What is the meaning of utility maximization?
Utility maximization is the concept that individuals and organizations seek to attain the highest level of satisfaction from their economic decisions.
What is meant by indifference curve?
An indifference curve shows a combination of two goods that give a consumer equal satisfaction and utility thereby making the consumer indifferent. Along the curve, the consumer has an equal preference for the combinations of goods shown—i.e. is indifferent about any combination of goods on the curve.
How is utility maximized under indifference theory?
To maximize utility, a consumer chooses a combination of two goods at which an indifference curve is tangent to the budget line.
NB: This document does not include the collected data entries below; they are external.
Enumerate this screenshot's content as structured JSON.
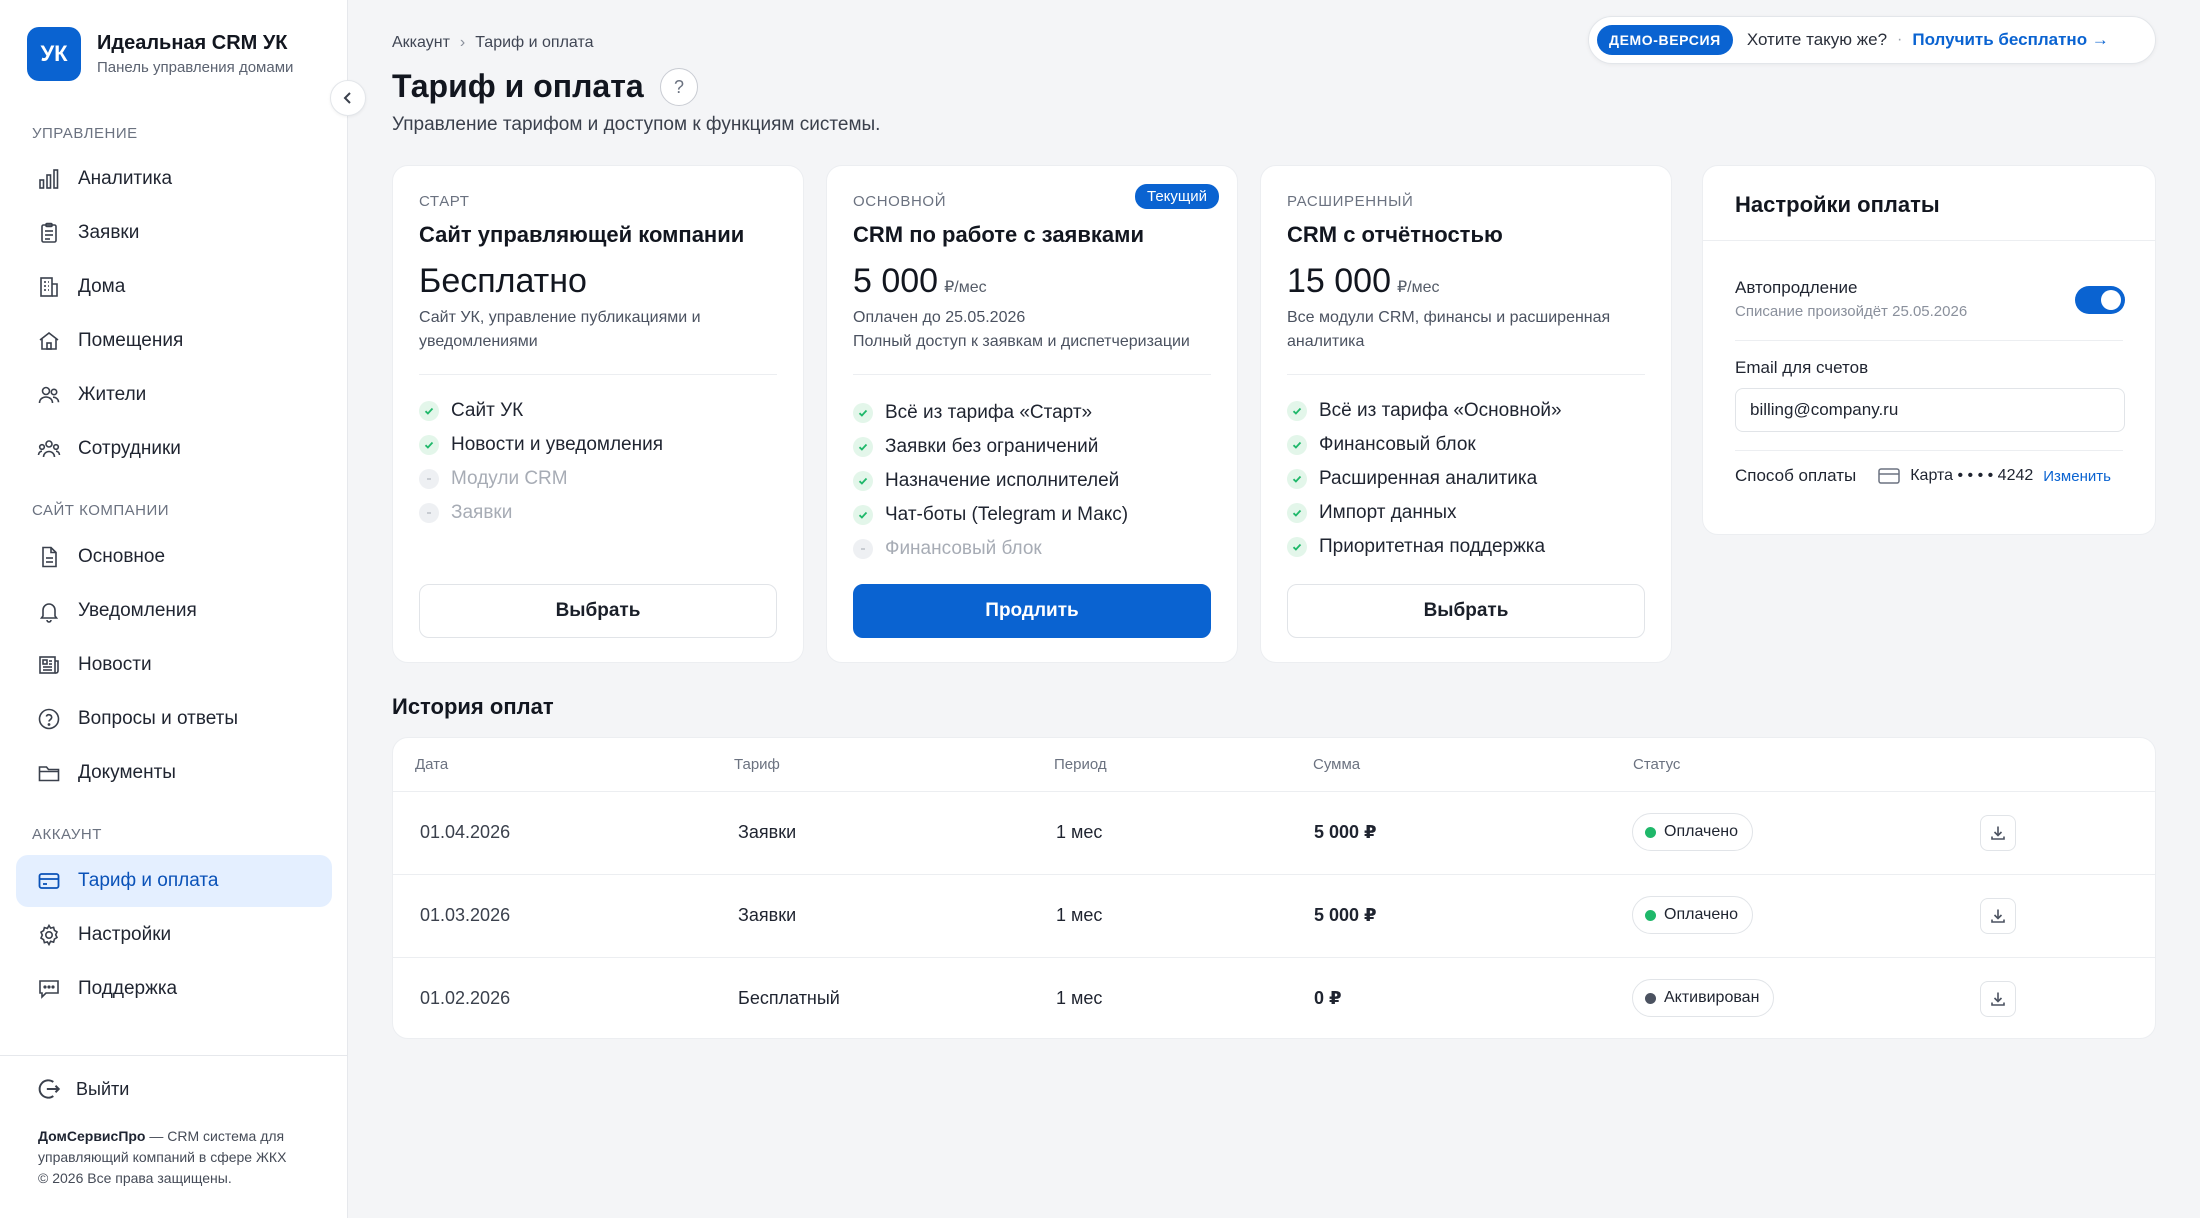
{
  "brand": {
    "logo_text": "УК",
    "title": "Идеальная CRM УК",
    "subtitle": "Панель управления домами"
  },
  "sidebar": {
    "sections": [
      {
        "label": "Управление"
      },
      {
        "label": "Сайт компании"
      },
      {
        "label": "Аккаунт"
      }
    ],
    "items": [
      {
        "label": "Аналитика",
        "icon": "bar-chart-icon"
      },
      {
        "label": "Заявки",
        "icon": "clipboard-icon"
      },
      {
        "label": "Дома",
        "icon": "building-icon"
      },
      {
        "label": "Помещения",
        "icon": "home-icon"
      },
      {
        "label": "Жители",
        "icon": "users-icon"
      },
      {
        "label": "Сотрудники",
        "icon": "team-icon"
      },
      {
        "label": "Основное",
        "icon": "document-icon"
      },
      {
        "label": "Уведомления",
        "icon": "bell-icon"
      },
      {
        "label": "Новости",
        "icon": "newspaper-icon"
      },
      {
        "label": "Вопросы и ответы",
        "icon": "question-icon"
      },
      {
        "label": "Документы",
        "icon": "folder-icon"
      },
      {
        "label": "Тариф и оплата",
        "icon": "credit-card-icon",
        "active": true
      },
      {
        "label": "Настройки",
        "icon": "gear-icon"
      },
      {
        "label": "Поддержка",
        "icon": "chat-icon"
      }
    ],
    "logout_label": "Выйти",
    "footer": {
      "brand": "ДомСервисПро",
      "text": " — CRM система для управляющий компаний в сфере ЖКХ",
      "copyright": "© 2026 Все права защищены."
    }
  },
  "breadcrumb": {
    "parent": "Аккаунт",
    "separator": "›",
    "current": "Тариф и оплата"
  },
  "page": {
    "title": "Тариф и оплата",
    "help": "?",
    "subtitle": "Управление тарифом и доступом к функциям системы."
  },
  "demo": {
    "badge": "ДЕМО-ВЕРСИЯ",
    "question": "Хотите такую же?",
    "dot": "·",
    "link": "Получить бесплатно →"
  },
  "plans": [
    {
      "tier": "Старт",
      "name": "Сайт управляющей компании",
      "price": "Бесплатно",
      "unit": "",
      "desc": "Сайт УК, управление публикациями и уведомлениями",
      "features": [
        {
          "text": "Сайт УК",
          "on": true
        },
        {
          "text": "Новости и уведомления",
          "on": true
        },
        {
          "text": "Модули CRM",
          "on": false
        },
        {
          "text": "Заявки",
          "on": false
        }
      ],
      "button": "Выбрать"
    },
    {
      "tier": "Основной",
      "badge": "Текущий",
      "name": "CRM по работе с заявками",
      "price": "5 000",
      "unit": "₽/мес",
      "desc": "Оплачен до 25.05.2026\nПолный доступ к заявкам и диспетчеризации",
      "features": [
        {
          "text": "Всё из тарифа «Старт»",
          "on": true
        },
        {
          "text": "Заявки без ограничений",
          "on": true
        },
        {
          "text": "Назначение исполнителей",
          "on": true
        },
        {
          "text": "Чат-боты (Telegram и Макс)",
          "on": true
        },
        {
          "text": "Финансовый блок",
          "on": false
        }
      ],
      "button": "Продлить"
    },
    {
      "tier": "Расширенный",
      "name": "CRM с отчётностью",
      "price": "15 000",
      "unit": "₽/мес",
      "desc": "Все модули CRM, финансы и расширенная аналитика",
      "features": [
        {
          "text": "Всё из тарифа «Основной»",
          "on": true
        },
        {
          "text": "Финансовый блок",
          "on": true
        },
        {
          "text": "Расширенная аналитика",
          "on": true
        },
        {
          "text": "Импорт данных",
          "on": true
        },
        {
          "text": "Приоритетная поддержка",
          "on": true
        }
      ],
      "button": "Выбрать"
    }
  ],
  "payment_settings": {
    "title": "Настройки оплаты",
    "autorenew_label": "Автопродление",
    "autorenew_sub": "Списание произойдёт 25.05.2026",
    "autorenew_on": true,
    "email_label": "Email для счетов",
    "email_value": "billing@company.ru",
    "method_label": "Способ оплаты",
    "method_value": "Карта • • • • 4242",
    "change_label": "Изменить"
  },
  "history": {
    "title": "История оплат",
    "columns": [
      "Дата",
      "Тариф",
      "Период",
      "Сумма",
      "Статус"
    ],
    "rows": [
      {
        "date": "01.04.2026",
        "plan": "Заявки",
        "period": "1 мес",
        "sum": "5 000 ₽",
        "status": "Оплачено",
        "status_color": "#1fb86a"
      },
      {
        "date": "01.03.2026",
        "plan": "Заявки",
        "period": "1 мес",
        "sum": "5 000 ₽",
        "status": "Оплачено",
        "status_color": "#1fb86a"
      },
      {
        "date": "01.02.2026",
        "plan": "Бесплатный",
        "period": "1 мес",
        "sum": "0 ₽",
        "status": "Активирован",
        "status_color": "#4b5260"
      }
    ]
  },
  "colors": {
    "accent": "#0a63d1",
    "active_bg": "#e4efff",
    "success": "#1fb86a"
  }
}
At the utility-maximizing solution, the consumer’s marginal rate of substitution (the absolute value of the slope of the indifference curve) is equal to the price ratio of the two goods.
What’s the difference between indifference curve and utility?
The main difference between Utility analysis and Indifference curve analysis is that in utility analysis, the consumer behaviour is discussed with the commodities independent of each other whereas, in Indifference curve analysis, the commodities can be the substitute, complementary and unrelated goods.
How do you do utility maximization?
A Rule for maximizing Utility If a consumer wants to maximize total utility, for every dollar that they spend, they should spend it on the item which yields the greatest marginal utility per dollar of expenditure.
What is the condition for utility maximization?
The condition for maximizing utility—consume where the ratios of marginal utility to price are equal—holds regardless. The utility-maximizing condition is not that consumers maximize utility by equating marginal utilities.
What is ISO utility curve?
An isoquant curve is a concave-shaped line on a graph, used in the study of microeconomics, that charts all the factors, or inputs, that produce a specified level of output.
Why are indifference curves convex?
Indifference curves are convex to the origin because as the consumer begins to increase his or her use of one good over another, the curve represents the marginal rate of substitution. The marginal rate of substitution is the rate at which a consumer gives up one good for another.
What is indifference curve and indifference map?
Definition: The Indifference Map is the graphical representation of two or more indifference curves showing the several combinations of different quantities of commodities, which consumer consumes, given his income and the market price of goods and services.
What are indifference curves and their properties?
The four properties of indifference curves are: (1) indifference curves can never cross, (2) the farther out an indifference curve lies, the higher the utility it indicates, (3) indifference curves always slope downwards, and (4) indifference curves are convex.